The cast comprises of four performers and is choreographed by Laura Boynes: two actors (Hetherington and Grabovac) and two dancers, Yilin Kong and Kynan Hughes. The actors deliver dialogue; they set the scene, and serve primarily to move the plot forward. The dancers set the tone for the play; they are reflections of the two characters: they represent a subconscious that elevates the play to a much higher level of power and intensity. Kong portrays Ronnad’s wilder, truer selkie self; she is at once stronger and yet more vulnerable than Ronnad’s conscious self lets on; and Hughes depicts a darker side of Sean, more menacing and more devious than Sean himself believes he is. Together, the four of them are commanding and captivating in their performances.

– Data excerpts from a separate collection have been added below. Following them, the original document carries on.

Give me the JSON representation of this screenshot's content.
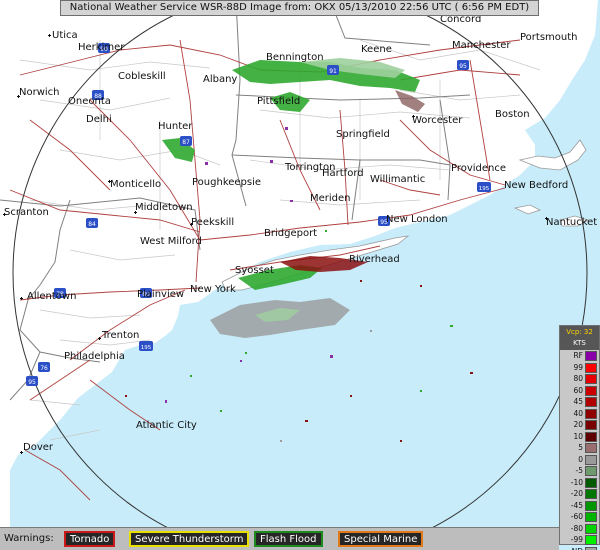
{
  "title": "National Weather Service WSR-88D Image from: OKX 05/13/2010 22:56 UTC ( 6:56 PM EDT)",
  "colors": {
    "land": "#ffffff",
    "ocean": "#c8ecfa",
    "state_border": "#808080",
    "county_border": "#c8c8c8",
    "road": "#b04040",
    "interstate_shield": "#2a4fc6",
    "range_ring": "#333333",
    "echo_inbound": "#2fa82f",
    "echo_light_inbound": "#9fd09f",
    "echo_rf": "#8a2fa8",
    "echo_zero": "#9a9a9a",
    "echo_outbound": "#8b1010"
  },
  "cities": [
    "Utica",
    "Herkimer",
    "Concord",
    "Bennington",
    "Keene",
    "Manchester",
    "Portsmouth",
    "Cobleskill",
    "Albany",
    "Norwich",
    "Oneonta",
    "Delhi",
    "Pittsfield",
    "Worcester",
    "Boston",
    "Springfield",
    "Hunter",
    "Torrington",
    "Hartford",
    "Willimantic",
    "Providence",
    "New Bedford",
    "Monticello",
    "Poughkeepsie",
    "Meriden",
    "Scranton",
    "Middletown",
    "Peekskill",
    "New London",
    "Nantucket",
    "West Milford",
    "Bridgeport",
    "Riverhead",
    "Syosset",
    "Allentown",
    "Plainview",
    "New York",
    "Trenton",
    "Philadelphia",
    "Atlantic City",
    "Dover"
  ],
  "interstates": [
    "90",
    "88",
    "87",
    "91",
    "84",
    "95",
    "80",
    "78",
    "76",
    "195"
  ],
  "legend": {
    "vcp_label": "Vcp: 32",
    "units": "KTS",
    "items": [
      {
        "label": "RF",
        "color": "#8a00a8"
      },
      {
        "label": "99",
        "color": "#ff0000"
      },
      {
        "label": "80",
        "color": "#e80000"
      },
      {
        "label": "60",
        "color": "#cc0000"
      },
      {
        "label": "45",
        "color": "#b00000"
      },
      {
        "label": "40",
        "color": "#900000"
      },
      {
        "label": "20",
        "color": "#780000"
      },
      {
        "label": "10",
        "color": "#5e0000"
      },
      {
        "label": "5",
        "color": "#9a6e6e"
      },
      {
        "label": "0",
        "color": "#9a9a9a"
      },
      {
        "label": "-5",
        "color": "#6e9a6e"
      },
      {
        "label": "-10",
        "color": "#005a00"
      },
      {
        "label": "-20",
        "color": "#007800"
      },
      {
        "label": "-45",
        "color": "#009600"
      },
      {
        "label": "-60",
        "color": "#00b400"
      },
      {
        "label": "-80",
        "color": "#00d200"
      },
      {
        "label": "-99",
        "color": "#00f000"
      },
      {
        "label": "ND",
        "color": "#a6a6a6"
      }
    ]
  },
  "warnings": {
    "label": "Warnings:",
    "items": [
      {
        "label": "Tornado",
        "color": "#cc1a1a"
      },
      {
        "label": "Severe Thunderstorm",
        "color": "#e8e000"
      },
      {
        "label": "Flash Flood",
        "color": "#1f8a1f"
      },
      {
        "label": "Special Marine",
        "color": "#e07a1a"
      }
    ]
  }
}
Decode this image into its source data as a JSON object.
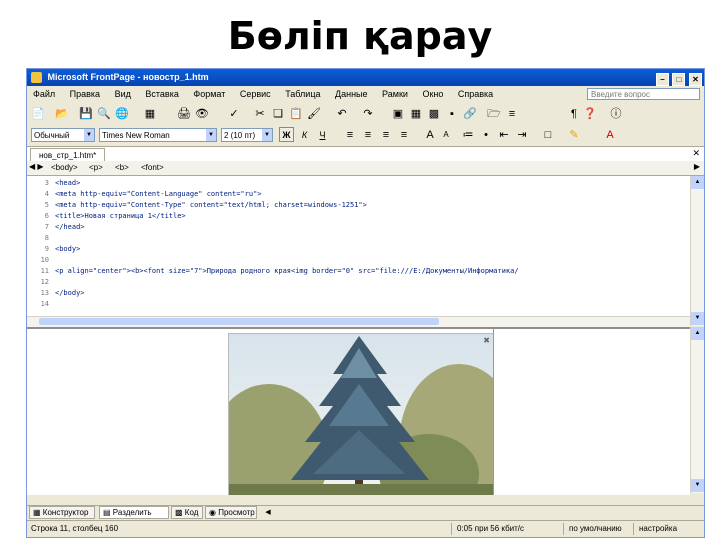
{
  "slide": {
    "title": "Бөліп қарау"
  },
  "window": {
    "title": "Microsoft FrontPage - новостр_1.htm"
  },
  "menu": [
    "Файл",
    "Правка",
    "Вид",
    "Вставка",
    "Формат",
    "Сервис",
    "Таблица",
    "Данные",
    "Рамки",
    "Окно",
    "Справка"
  ],
  "help_box": {
    "placeholder": "Введите вопрос"
  },
  "format_bar": {
    "style": "Обычный",
    "font": "Times New Roman",
    "size": "2 (10 пт)",
    "bold": "Ж",
    "italic": "К",
    "underline": "Ч"
  },
  "doc_tab": {
    "label": "нов_стр_1.htm*"
  },
  "tag_selector": [
    "<body>",
    "<p>",
    "<b>",
    "<font>"
  ],
  "code_lines": [
    {
      "n": "3",
      "text": "<head>"
    },
    {
      "n": "4",
      "text": "<meta http-equiv=\"Content-Language\" content=\"ru\">"
    },
    {
      "n": "5",
      "text": "<meta http-equiv=\"Content-Type\" content=\"text/html; charset=windows-1251\">"
    },
    {
      "n": "6",
      "text": "<title>Новая страница 1</title>"
    },
    {
      "n": "7",
      "text": "</head>"
    },
    {
      "n": "8",
      "text": ""
    },
    {
      "n": "9",
      "text": "<body>"
    },
    {
      "n": "10",
      "text": ""
    },
    {
      "n": "11",
      "text": "<p align=\"center\"><b><font size=\"7\">Природа родного края<img border=\"0\" src=\"file:///E:/Документы/Информатика/"
    },
    {
      "n": "12",
      "text": ""
    },
    {
      "n": "13",
      "text": "</body>"
    },
    {
      "n": "14",
      "text": ""
    }
  ],
  "view_tabs": [
    "Конструктор",
    "Разделить",
    "Код",
    "Просмотр"
  ],
  "status": {
    "position": "Строка 11, столбец 160",
    "download": "0:05 при 56 кбит/с",
    "default": "по умолчанию",
    "custom": "настройка"
  },
  "colors": {
    "titlebar": "#0842b0",
    "chrome": "#ece9d8",
    "code_tag": "#002080"
  }
}
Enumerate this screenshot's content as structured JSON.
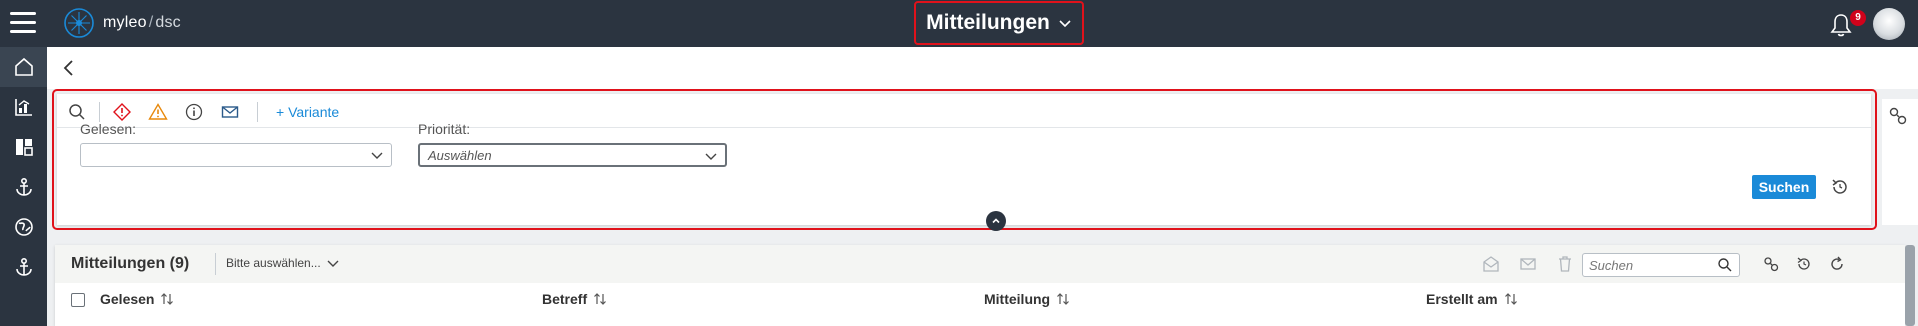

The set, designed by Cherish Marrington, is as simple as it is magnificent, comprising of a round platform of what looked like Gaelic design. The audience is seated in a square along the walls; the platform and consequently the show itself, is the centerpiece, as well it should be. Strings of what I assume were either paper or plastic hung from the beams, giving the set an eerie, underwater cave feel. The lights would go out in transition from scene to scene, enveloping the whole space in darkness; blue and amber spotlights decided which character was in focus at different times throughout the play. The fact that the actors were able to move, and know exactly where they were going and where they were supposed to be when the lights came back on was admirable. If it had been me, I’d probably have tripped over something and ruined the entire performance.
From its mystical beginning, to its suspenseful build, and exalting climax, Selkie keeps you in awe of its storytelling. Joe Lui and Finn O’Branagain takes this typical fish-out-of-water story and turns it over its head. It becomes, instead, the journey of a woman seeking freedom and salvation; and in finding courage, finds the release she is looking for.
Selkie is running at the Blue Room Theatre until the 30th of April. Do yourself a favour and go see it.